The arm around his shoulder slowly pulls away, instead snaking between them to land on the middle of Tony’s inner thigh. It’s an intimate touch, repeating slow, calming circles, sparks heat in every pass that shoots through his veins. Their heads butt together softly, and any air Tony isn’t getting, Bruce is breathing into him.

 

“…Changing into the Hulk,” Bruce says slowly, “if it’s a surprise, is like my skin getting caught on meat hooks that tug until I rip, until the muscles tear and the bones pop and I’ve felt every ounce of pain possible. Changing on purpose is half that pain, trudging through knee-deep mud while I slowly bleed out. But coming back, no matter which method, is the same every time – like being in free fall, with that sickening feeling that grabs your stomach when you realize you’re going to hit the ground and there’s nothing you can do to stop it. I can’t tell you which is worse, or better, but after every fall, I pull up that memory. Yoga, tea, avoiding “stressful situations”, sure they work. But that specific memory, those words … it’s my anchor.”

 

“Sun’s gettin’ real low,” Tony hears himself echo, feels the words in his mouth, and the mental image of the woman silent says the words with him, still smiling.  Both of the hands on him tighten – he feels more than hears Bruce’s sharp inhale, and he apologizes automatically. “I’m sorry.”

 

“No, don’t be. I’m not-“ another shared breath between them.

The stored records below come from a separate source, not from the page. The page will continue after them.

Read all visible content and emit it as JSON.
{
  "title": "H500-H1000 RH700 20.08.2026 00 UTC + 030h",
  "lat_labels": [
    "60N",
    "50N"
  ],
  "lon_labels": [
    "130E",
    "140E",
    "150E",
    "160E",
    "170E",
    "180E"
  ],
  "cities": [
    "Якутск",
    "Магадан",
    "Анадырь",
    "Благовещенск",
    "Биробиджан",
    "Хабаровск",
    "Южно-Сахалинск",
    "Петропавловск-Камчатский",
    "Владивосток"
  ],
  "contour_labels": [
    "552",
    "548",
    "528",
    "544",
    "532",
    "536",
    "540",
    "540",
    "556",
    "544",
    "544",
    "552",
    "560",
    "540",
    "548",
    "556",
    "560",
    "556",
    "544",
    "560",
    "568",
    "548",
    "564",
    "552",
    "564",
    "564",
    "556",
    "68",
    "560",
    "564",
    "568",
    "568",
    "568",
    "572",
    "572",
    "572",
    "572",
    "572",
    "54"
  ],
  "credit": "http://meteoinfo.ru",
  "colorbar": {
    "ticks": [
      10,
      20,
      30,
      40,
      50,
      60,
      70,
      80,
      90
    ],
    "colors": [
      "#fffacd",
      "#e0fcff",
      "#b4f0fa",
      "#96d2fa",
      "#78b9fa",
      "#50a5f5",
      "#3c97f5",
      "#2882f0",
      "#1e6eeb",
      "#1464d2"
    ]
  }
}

The touch points are making him calm. “-I’m not mad. That, it, it sounds okay, coming from you.” He laughs a little, then, and it demands Tony’s focus, the way Bruce always does when he gets like this (the reason it works at all, really). He can make out the splinters of gold and warm brown in Bruce’s eyes, as close as they are, like something had shattered inside and hadn’t broken. He finally loosens their hands, letting his skim up Tony’s arm to rest against his neck. “Better,” he says softly.

 

“Breathing and everything, all on my own,” Tony quips back. There’s still a layer of cold over his skin, but it’s not like … that time. He can feel his legs, with Bruce’s hand on his thigh. He can feel a lot more than he can’t.

 

The hand on his neck pulls him to the side a little – he doesn’t go lightheaded with the lips that press against his own; it’s not a hard kiss. But it’s soothing, just touching, and the other man puffs the words “Let’s get you to bed” against him.

 

“I don’t think sleep is a good idea right now,” Tony argues, and the physicist laughs again. The hand on his thigh tickles higher, a teasing brush before it pulls away completely, along with the lips. His friend stands, pulling him along, keeping a steady grip on his hand to keep him from falling to the ground as he does.

 

“Trust me,” Bruce says solemnly (he understands the fragile line between being better and being okay, how long it takes to cement yourself on the right side of it) and then smirks before Tony can respond. “I promise it’ll be a few hours before I let you sleep.”